La différence avec ces derniers auteurs reste toutefois profonde sur le plan économique, puisque c’est dans la périphérie du Neoconservatism que s’est développé le « néo-libéralisme » des supply-siders, en rupture complète avec l’interventionnisme étatique d’inspiration keynésienne. Il convient de préciser cependant que, d’une part, cette orientation prolongeait (avec la fameuse « courbe de Laffer ») l’anti-fiscalisme caractéristique du conservatisme et, d’autre part, qu’il s’agissait largement de combattre une politique de redistribution idéologique, spécialement la « discrimination positive ». D’une façon plus générale, à partir d’une défense de la sphère privée nettement exacerbée dans la culture anglo-saxonne, l’ensemble du conservatisme américain a développé des correspondances théoriques entre sa promotion politique des corps intermédiaires sis dans la « société civile » et un libéralisme économique laissant la plus grande autonomie à ces mêmes forces non-étatiques, la conviction de la majorité des auteurs étant que dans ce libre jeu se révèlent des qualités morales – héritage WASP évident. Leur discours se tient donc loin des libertariens et, prônant un capitalisme « familial », reste défavorable au capitalisme financiarisé et mondialisé. On peut voir là un intéressant parallèle avec ce que représentent, en Europe centrale, l’ordolibéralisme allemand déjà évoqué et le modèle du « capitalisme rhénan » étudié par Michel Albert.
Une place particulière, enfin, me semble devoir être faite au sociologue Robert Nisbet, disciple du Français Le Play, qui s’est placé à l’intersection des deux principaux courants du conservatisme américain, et a remis en exergue les notions de communauté, d’autorité, de tradition et de sacré (voir, en français, La Tradition sociologique, 1984), préfigurant les travaux de certains communautariens américains.
Les verts portent un écologisme doctrinal, les progressistes un progrès sans limites, la droite par l’intermédiaire du conservatisme peut-elle s’adapter aux enjeux écologistes ?

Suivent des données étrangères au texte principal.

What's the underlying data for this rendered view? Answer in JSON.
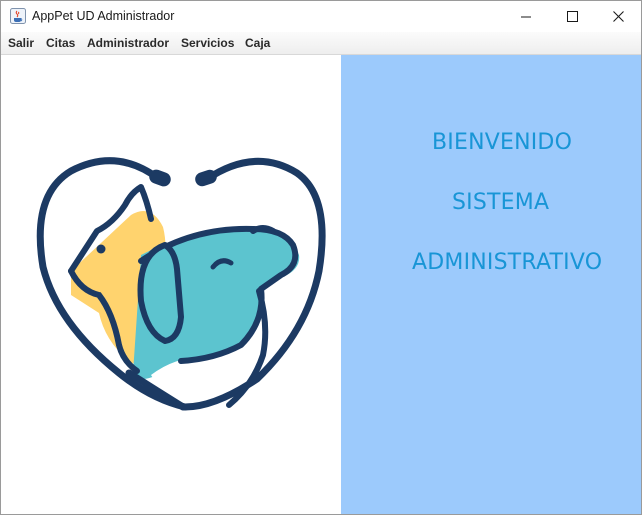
{
  "window": {
    "title": "AppPet UD Administrador",
    "icon": "java-coffee-icon",
    "controls": [
      "minimize-icon",
      "maximize-icon",
      "close-icon"
    ]
  },
  "menubar": {
    "items": [
      {
        "label": "Salir"
      },
      {
        "label": "Citas"
      },
      {
        "label": "Administrador"
      },
      {
        "label": "Servicios"
      },
      {
        "label": "Caja"
      }
    ]
  },
  "content": {
    "logo": "pet-heart-logo",
    "welcome": {
      "line1": "BIENVENIDO",
      "line2": "SISTEMA",
      "line3": "ADMINISTRATIVO"
    }
  },
  "colors": {
    "panel_blue": "#9ccafc",
    "text_blue": "#1895d6",
    "logo_navy": "#1c3a63",
    "logo_yellow": "#ffd36e",
    "logo_teal": "#5cc4cf"
  }
}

Ce devrait être, si l’on ose dire, la plus naturelle des choses. Si l’on met de côté les récriminations naturalistes de l’abbé Mably ou de Jean-Jacques Rousseau, dont les discours restent marginaux au sein du progressisme des Lumières, on constate que les premières critiques des atteintes à la nature, à ses rythmes lents et organiques, aux paysages et à l’osmose entre l’homme et la terre, proviennent presque exclusivement de la pensée conservatrice. Celle d’abord des contre-révolutionnaires, qui voient nettement le lien entre la révolution politique et la révolution industrielle, cette dernière fournissant à la fois les premiers moyens financiers et les appétits de long terme de la bourgeoisie libérale. Bonald, dans ses Réflexions sur la révolution de 1830, esquisse une critique précoce de cet industrialisme et de ses effets destructeurs du lien entre l’homme et la nature. Le romantisme politique, en Allemagne principalement (Adam Muller, Franz von Baader, Joseph Görres, etc.), mais aussi en Angleterre (Samuel Taylor Coleridge, Thomas Carlyle), a entrepris une véritable croisade intellectuelle contre la profanation de la nature, porteuse de sacralité, et du paysage, écrin de l’âme populaire, ainsi que contre la laideur de la société industrielle émergente. La génération conservatrice ultérieure, dans la seconde moitié du XIXe s., a lié cette critique à la lutte contre le paupérisme, dans sa défense d’une classe ouvrière désarmée par la législation individualiste et anti-corporative du nouveau droit du travail. Précédé par Benjamin Disraeli, le grand réformateur du parti conservateur britannique, qui a réorienté la politique tory en faveur des ouvriers, le courant du « catholicisme social » continental, en particulier français (Alban de Villeneuve-Bargemont, Armand de Melun, Le Play, René de La Tour du Pin, Albert de Mun), allemand (Mgr Wilhelm von Ketteler) et autrichien (Karl von Vogelsang), a mené la critique du déracinement provoqué par l’exode rural, de la grande ville ruineuse de l’hygiène et de la santé, tandis qu’il promouvait les jardins ouvriers, la relocalisation des manufactures dans les campagnes, et plus généralement le retour à la terre.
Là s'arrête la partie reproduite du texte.